You have arrived at the web home of Noah Brier. This is mostly an archive of over a decade of blogging and other writing. You can read more about me or get in touch. If you want more recent writing of mine, most of that is at my BrXnd marketing x AI newsletter and Why Is This Interesting?, a daily email for the intellectually omnivorous.

September, 2021

2xTuesday: Bezos Decisionmaking Framework

Making good decisions depends on understanding whether they're reversible or not.
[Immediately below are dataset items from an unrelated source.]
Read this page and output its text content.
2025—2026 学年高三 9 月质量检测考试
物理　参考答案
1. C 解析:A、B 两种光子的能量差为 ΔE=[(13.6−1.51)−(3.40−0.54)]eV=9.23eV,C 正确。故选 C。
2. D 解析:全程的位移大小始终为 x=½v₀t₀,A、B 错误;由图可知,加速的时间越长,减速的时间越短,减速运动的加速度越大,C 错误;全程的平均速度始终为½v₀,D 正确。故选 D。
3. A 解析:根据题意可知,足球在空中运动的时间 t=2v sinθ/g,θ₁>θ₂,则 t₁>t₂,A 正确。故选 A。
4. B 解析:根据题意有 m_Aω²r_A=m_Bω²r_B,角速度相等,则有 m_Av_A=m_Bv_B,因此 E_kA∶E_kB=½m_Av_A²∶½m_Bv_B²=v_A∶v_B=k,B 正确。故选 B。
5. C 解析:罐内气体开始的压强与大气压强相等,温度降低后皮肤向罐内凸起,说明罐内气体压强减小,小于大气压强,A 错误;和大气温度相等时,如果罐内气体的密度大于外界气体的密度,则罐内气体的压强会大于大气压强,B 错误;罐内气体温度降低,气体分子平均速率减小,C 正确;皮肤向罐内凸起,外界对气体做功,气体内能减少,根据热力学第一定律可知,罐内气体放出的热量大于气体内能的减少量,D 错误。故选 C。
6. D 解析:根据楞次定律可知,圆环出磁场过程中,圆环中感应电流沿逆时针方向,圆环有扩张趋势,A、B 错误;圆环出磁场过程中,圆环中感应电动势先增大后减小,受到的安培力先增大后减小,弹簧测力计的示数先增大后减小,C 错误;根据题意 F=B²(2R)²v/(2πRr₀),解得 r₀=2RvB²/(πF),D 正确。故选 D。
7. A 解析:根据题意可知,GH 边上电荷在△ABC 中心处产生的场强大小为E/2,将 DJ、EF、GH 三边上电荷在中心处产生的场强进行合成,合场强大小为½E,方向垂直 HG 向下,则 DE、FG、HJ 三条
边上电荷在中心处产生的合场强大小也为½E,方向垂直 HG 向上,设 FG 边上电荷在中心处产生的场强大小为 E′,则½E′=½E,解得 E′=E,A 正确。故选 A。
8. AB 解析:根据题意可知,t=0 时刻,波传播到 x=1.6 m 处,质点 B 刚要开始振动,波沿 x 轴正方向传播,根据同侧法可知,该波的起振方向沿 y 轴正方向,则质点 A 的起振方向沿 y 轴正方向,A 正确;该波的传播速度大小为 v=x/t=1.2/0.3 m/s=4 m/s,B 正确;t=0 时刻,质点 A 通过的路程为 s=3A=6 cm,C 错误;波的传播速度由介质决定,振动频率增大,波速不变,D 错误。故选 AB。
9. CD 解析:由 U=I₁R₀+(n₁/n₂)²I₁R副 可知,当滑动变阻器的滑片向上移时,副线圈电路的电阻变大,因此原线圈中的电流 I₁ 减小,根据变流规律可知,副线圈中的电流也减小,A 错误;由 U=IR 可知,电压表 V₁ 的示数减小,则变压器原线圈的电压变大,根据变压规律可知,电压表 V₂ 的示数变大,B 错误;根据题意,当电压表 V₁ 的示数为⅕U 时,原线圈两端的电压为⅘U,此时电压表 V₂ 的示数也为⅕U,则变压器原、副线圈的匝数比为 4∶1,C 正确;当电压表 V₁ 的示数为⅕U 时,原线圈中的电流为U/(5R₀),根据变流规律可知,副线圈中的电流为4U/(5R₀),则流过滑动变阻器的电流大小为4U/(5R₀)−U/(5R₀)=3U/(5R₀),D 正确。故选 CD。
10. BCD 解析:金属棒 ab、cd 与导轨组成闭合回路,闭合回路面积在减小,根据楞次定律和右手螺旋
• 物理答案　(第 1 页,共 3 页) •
Welcome to another edition of 2xTuesday, our series that brings you one 2x2 every week.

Are your decisions reversible and consequential?

Today's 2x2 comes from none other than Jeff Bezos. It's all about understandin the kind of decision you're making and the best tools and speed with which to make it. The Y-axis is about how reversible the decision is—can it easily be changed down the road? The X-axis is focused on how consequential, or important, the decision is. Irreversible/consequential decisions should be handled with time, care, and research, but reversible decisions can be approached differently. Understanding what kind of decision you're making can both increase the speed with which you can make it and the quality of the outcome.

The 2x2 comes from a 2016 letter to shareholders in which Bezos laid outhow Amazon goes about making good decisions as quickly as possible in its effort to be an "invention machine":

We want to be a large company that’s also an invention machine. We want to combine the extraordinary customer-serving capabilities that are enabled by size with the speed of movement, nimbleness, and risk-acceptance mentality normally associated with entrepreneurial start-ups.

Can we do it? I’m optimistic. We have a good start on it, and I think our culture puts us in a position to achieve the goal. But I don’t think it’ll be easy. There are some subtle traps that even high-performing large organizations can fall into as a matter of course, and we’ll have to learn as an institution how to guard against them. One common pitfall for large organizations – one that hurts speed and inventiveness – is “one-size-fits-all” decision making.

Some decisions are consequential and irreversible or nearly irreversible – one-way doors – and these decisions must be made methodically, carefully, slowly, with great deliberation and consultation. If you walk through and don’t like what you see on the other side, you can’t get back to where you were before. We can call these Type 1 decisions. But most decisions aren’t like that – they are changeable, reversible – they’re two-way doors. If you’ve made a suboptimal Type 2 decision, you don’t have to live with the consequences for that long. You can reopen the door and go back through. Type 2 decisions can and should be made quickly by high judgment individuals or small groups.